Brautkleid(Bild von nina-brautmoden.de geborgt)
Seit jeher gelten Abendkleider und Abendmode als besonders weiblich. In Sachen Brautmode bestimmen klassische Traditionen und aktuelle Trends gleichermaßen, was getragen wird und was im Schrank bleibt. Traditionelle Aspekte in Sachen Abendkleider und Abendmode ziehen sich dabei wie ein roter Faden durch die wichtigsten modischen Stilrichtungen.

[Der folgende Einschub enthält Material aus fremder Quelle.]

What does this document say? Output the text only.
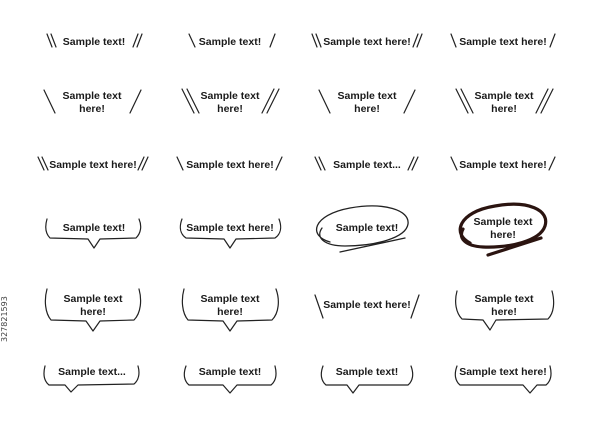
Sample text!	Sample text!	Sample text here!	Sample text here!
Sample text
here!
Sample text
here!
Sample text
here!
Sample text
here!
Sample text here!	Sample text here!	Sample text...	Sample text here!
Sample text!	Sample text here!	Sample text!	Sample text
here!
Sample text
here!
Sample text
here!
Sample text here!	Sample text
here!
Sample text...	Sample text!	Sample text!	Sample text here!
327821593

Ein wichtiges Charakteristikum bleibt seit Jahrhunderten die oft unterschätzte Stoffauswahl. Sie kann den Unterschied ausmachen zwischen simplen Sommerkleid und edler Garderobe, besonders wenn großflächige Prints als Verzierung dienen. Klassische Stoffe für Abendkleider und Abendmode sind etwa Satin, Samt oder Imitationen mit vergleichbarer Optik.
In Sachen Farben und Prints sind die Trends in Bezug auf Abendkleider und Abendmode vielseitig. Knallige Farben, wie sie in den 1980er und 1990er Jahren modern waren, kommen heute allerdings vor allem in formalen Kontexten weniger zum Einsatz, gedeckte Farben wie Violett, Marine oder Grau hingegen gelten aktuell als spannende Alternative zum klassischen Schwarz.
Besonders florale Prints für Abendkleider und Abendmode erreichten in den 1990er Jahren ihren Höhepunkt. Inzwischen sind diese aber eher für Maxi-Sommerkleider üblich. Akzente für Abendkleider und Abendmode werden hingegen wieder etwa durch groß gebunden Schleifen, etwa um die Taille, gesetzt.
Der Schnitt für Abend- und Ballkleider hat sich ebenfalls in einigen entscheidenden Punkten über die Jahre hinweg gewandelt. Nie völlig aus der Mode gekommen scheint der betont weibliche Schnitt mit leichter Taillierung und mal mehr, mal weniger betontem Dekolleté.
Generell gilt jedoch besonders für die aktuellen Modelle in Sachen Abendmode, dass nahezu alles erlaubt ist, was gefällt. So sind beispielsweise jugendlichere Designs auch von der verspielten A-Linie inspiriert, während andere Modeschöpfer weiterhin auf die klassisch taillierte Form setzen.